= Øistein Saksvik =

Norwegian long-distance runner

Øistein Saksvik (7 January 1925 – 10 November 1998) was a Norwegian long-distance runner. He specialized in the 5,000-metre and the 10,000-metre runs, as well as in cross country running. At the 1952 Olympic Games, he competed in the 5,000-meter run. Saksvik became the Norwegian champion twenty times, a national record. In addition, he captured three Norwegian records in long-distance running from Martin Stokken, and held onto them for some years each. In the late-1950s, Saksvik's dominance in Norwegian long-distance running was eclipsed by Tor Torgersen and fellow Ranheim club member Ernst "Kruska" Larsen, later Thor Helland.

==Athletic career==
Saksvik competed in several international championships. In his first, the Olympic 5000 metres in 1952, he did not progress from the heats. However, at the 1954 European Championships, he finished seventh in both 5000 and 10,000 metres. He later finished fourteenth in the 10,000 metres at the 1958 European Championships.

Saksvik is also known for winning twenty Norwegian championship titles in athletics, a Norwegian record which is tied with thrower Knut Hjeltnes. On the track he became Norwegian champion in the 5000 metres in 1950, 1952, 1953, 1954 and 1957, alternating mostly with cityfellows Martin Stokken and Ernst "Kruska" Larsen. He also won silver medals in this distance in 1949, 1951 and 1955. He won the 10,000 metres in 1953, 1954, 1956 and 1957. By winning his first gold medal, Saksvik ended the six-year dominance of Martin Stokken.
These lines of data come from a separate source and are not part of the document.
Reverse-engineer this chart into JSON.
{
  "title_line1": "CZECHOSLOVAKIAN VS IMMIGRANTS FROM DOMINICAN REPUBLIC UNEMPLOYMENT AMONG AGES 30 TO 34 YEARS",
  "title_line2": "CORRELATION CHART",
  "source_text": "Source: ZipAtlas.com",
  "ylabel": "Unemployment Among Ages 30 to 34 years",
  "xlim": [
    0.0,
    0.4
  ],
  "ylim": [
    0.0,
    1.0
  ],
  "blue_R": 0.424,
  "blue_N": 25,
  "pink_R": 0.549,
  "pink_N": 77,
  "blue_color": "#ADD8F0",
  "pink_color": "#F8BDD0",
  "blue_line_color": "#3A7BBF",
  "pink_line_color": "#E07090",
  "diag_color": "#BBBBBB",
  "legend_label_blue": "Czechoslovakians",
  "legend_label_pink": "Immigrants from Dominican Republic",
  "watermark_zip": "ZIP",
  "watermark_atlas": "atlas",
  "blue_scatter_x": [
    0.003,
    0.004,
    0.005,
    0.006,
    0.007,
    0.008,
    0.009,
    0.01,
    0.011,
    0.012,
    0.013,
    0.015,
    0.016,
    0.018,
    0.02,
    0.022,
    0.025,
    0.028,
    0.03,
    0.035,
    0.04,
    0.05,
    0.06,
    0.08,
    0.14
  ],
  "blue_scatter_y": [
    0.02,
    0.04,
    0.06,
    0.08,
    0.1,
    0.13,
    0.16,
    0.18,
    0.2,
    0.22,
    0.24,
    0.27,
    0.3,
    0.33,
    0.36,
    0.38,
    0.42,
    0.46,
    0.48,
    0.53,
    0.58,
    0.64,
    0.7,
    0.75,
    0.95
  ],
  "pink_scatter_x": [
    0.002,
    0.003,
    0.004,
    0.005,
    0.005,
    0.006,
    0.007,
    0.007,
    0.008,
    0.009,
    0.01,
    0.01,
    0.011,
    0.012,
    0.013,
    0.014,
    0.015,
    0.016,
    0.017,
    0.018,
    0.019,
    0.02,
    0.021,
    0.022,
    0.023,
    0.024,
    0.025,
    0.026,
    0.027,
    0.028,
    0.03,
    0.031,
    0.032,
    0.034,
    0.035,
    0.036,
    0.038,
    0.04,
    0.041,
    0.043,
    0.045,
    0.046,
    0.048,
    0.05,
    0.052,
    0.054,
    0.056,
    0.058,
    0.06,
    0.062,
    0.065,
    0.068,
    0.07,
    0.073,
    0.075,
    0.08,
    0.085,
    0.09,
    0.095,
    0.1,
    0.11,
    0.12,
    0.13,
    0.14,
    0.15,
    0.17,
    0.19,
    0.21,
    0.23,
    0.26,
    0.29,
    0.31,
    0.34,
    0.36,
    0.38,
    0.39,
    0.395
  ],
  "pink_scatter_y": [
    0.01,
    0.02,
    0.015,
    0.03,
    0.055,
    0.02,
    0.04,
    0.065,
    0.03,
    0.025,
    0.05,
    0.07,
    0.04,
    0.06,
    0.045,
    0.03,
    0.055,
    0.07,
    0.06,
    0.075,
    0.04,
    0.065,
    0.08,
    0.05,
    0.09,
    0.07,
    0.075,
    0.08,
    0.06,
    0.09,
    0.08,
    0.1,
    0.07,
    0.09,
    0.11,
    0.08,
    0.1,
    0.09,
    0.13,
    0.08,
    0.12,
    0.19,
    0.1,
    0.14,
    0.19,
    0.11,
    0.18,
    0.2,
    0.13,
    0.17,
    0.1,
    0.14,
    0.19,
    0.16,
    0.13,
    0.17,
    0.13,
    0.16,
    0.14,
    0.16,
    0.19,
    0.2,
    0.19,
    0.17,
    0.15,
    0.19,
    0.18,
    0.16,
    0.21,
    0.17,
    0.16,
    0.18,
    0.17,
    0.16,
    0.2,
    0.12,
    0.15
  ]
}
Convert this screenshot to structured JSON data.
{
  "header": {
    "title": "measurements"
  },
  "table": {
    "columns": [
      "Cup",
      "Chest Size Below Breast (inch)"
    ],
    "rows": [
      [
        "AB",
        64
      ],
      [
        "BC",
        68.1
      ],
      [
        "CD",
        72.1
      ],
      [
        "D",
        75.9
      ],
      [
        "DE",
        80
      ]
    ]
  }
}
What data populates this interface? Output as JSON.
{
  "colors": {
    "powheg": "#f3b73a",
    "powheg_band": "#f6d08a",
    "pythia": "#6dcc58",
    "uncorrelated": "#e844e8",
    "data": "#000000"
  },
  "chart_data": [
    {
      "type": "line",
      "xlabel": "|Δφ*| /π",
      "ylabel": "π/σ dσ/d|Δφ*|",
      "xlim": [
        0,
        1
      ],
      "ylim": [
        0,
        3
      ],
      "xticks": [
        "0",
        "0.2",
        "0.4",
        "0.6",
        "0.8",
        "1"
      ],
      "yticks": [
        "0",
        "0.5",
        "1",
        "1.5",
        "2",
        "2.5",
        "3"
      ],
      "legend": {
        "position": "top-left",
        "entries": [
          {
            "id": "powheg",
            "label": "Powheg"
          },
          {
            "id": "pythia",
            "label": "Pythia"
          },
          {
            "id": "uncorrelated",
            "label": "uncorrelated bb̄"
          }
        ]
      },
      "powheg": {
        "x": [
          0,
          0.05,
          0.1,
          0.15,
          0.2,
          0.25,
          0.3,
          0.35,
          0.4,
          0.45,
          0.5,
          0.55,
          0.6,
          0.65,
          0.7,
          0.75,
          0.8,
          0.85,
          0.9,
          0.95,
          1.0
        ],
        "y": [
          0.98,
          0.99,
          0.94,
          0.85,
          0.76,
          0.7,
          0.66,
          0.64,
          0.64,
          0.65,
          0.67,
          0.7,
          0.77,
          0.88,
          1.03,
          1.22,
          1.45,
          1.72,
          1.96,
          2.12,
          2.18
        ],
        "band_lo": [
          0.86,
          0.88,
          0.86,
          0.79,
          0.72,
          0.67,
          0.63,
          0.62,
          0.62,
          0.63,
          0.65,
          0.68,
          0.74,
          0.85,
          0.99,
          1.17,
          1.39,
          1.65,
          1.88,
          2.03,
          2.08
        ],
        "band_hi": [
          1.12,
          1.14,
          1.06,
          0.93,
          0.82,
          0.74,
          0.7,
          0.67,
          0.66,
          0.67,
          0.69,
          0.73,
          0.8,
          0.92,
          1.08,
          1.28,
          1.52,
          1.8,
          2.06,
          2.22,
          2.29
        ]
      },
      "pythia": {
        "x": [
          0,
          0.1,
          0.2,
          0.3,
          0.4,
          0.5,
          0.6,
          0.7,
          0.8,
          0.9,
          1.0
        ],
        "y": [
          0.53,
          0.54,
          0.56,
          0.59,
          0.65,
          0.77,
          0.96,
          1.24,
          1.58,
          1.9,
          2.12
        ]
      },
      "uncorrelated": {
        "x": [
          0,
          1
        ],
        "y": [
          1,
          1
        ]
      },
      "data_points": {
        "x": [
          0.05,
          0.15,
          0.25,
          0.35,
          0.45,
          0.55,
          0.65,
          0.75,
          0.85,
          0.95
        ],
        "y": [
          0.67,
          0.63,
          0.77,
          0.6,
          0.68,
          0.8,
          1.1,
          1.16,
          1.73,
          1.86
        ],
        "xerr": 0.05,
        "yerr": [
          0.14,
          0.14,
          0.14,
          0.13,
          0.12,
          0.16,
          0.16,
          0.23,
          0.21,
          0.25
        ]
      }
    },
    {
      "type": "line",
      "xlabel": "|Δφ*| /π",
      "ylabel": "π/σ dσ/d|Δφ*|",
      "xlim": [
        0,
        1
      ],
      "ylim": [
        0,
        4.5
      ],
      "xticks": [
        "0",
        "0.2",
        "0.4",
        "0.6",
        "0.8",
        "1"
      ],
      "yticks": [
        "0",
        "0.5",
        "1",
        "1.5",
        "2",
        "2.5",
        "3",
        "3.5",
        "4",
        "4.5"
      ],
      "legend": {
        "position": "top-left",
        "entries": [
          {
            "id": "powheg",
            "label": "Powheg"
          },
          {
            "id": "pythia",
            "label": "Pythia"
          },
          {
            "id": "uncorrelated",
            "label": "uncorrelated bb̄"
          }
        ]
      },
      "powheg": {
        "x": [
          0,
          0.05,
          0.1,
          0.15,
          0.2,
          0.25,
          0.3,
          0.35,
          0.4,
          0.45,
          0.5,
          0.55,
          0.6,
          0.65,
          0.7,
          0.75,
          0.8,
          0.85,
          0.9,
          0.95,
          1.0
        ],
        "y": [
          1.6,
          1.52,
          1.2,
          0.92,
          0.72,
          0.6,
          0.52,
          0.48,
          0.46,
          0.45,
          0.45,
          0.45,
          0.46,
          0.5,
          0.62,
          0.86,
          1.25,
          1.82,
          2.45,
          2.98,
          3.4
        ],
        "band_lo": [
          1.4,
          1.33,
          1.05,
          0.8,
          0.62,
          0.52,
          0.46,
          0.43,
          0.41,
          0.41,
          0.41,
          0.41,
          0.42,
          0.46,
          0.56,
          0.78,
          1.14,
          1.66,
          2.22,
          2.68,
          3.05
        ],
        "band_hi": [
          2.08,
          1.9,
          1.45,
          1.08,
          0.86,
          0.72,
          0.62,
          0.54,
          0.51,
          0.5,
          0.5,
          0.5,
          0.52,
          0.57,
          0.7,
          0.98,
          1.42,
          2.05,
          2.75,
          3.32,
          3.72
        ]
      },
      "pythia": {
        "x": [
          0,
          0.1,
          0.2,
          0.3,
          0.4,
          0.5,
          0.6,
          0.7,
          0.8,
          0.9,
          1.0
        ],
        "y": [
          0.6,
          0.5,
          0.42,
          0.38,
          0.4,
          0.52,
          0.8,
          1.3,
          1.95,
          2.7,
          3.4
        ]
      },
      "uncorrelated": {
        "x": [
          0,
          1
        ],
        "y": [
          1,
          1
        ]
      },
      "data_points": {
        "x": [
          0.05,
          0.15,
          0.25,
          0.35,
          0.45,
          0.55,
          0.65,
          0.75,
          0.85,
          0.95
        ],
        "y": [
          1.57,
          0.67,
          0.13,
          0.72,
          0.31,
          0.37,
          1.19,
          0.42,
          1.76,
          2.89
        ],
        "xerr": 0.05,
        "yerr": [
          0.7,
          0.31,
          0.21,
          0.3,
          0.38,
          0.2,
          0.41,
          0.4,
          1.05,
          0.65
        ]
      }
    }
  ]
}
However, in 1958 Saksvik only won the silver, behind club fellow Ernst "Kruska" Larsen.

Saksvik also set several Norwegian records. In the 3000 metres, he beat Martin Stokken's record in 1952 with the time 8:22.4, and broke his own record four times. His last record, 8:10.8 achieved at Bislett stadion in August 1955, stood for a year until overcome by Ernst "Kruska" Larsen. Saksvik is still the oldest record setter in the event. In the 5000 metres, he also broke Martin Stokken's record in 1952, improved it once, lost it to Stokken in 1954 and then regained it before the same thing happened with Ernst Larsen. Saksvik held his last record, 14:12.2 achieved at Bislett, from September 1955 and thirteen months until Larsen regained it. Lastly, he broke Stokken's 10,000 metre record in August 1952 in Copenhagen, a record which was only a week old. Saksvik improved it from 29:48.4 to 29:43.2 in September 1955 in Frankfurt an der Oder. It stood until 1959 when overcome by Tor Torgersen.

Saksvik also dominated Norwegian cross-country running in the early 1950s. His first medal was a silver in the cross-country forest course, achieved when he represented IL i BUL in 1949. He proceeded to win the race in 1953, 1955, 1956, 1958, 1959 and 1960. He won the 3 kilometre cross-country championship in 1952, 1953 and 1955 with silver medals in 1950, 1957 and 1958, and the 8 kilometre event in 1956 and 1957 with a silver medal in 1951.

He represented the club Ranheim IL. His personal best times were 8:10.8 in the 3000 metres, 14:12.2 in the 5000 metres and 29:43.2 in the 10,000 metres. In middle distance races he had 3:54.6 in the 1500 metres. All these personal bests were set in 1955. Saksvik was also a good cross-country skier, winning a national championship gold medal in relay in 1953.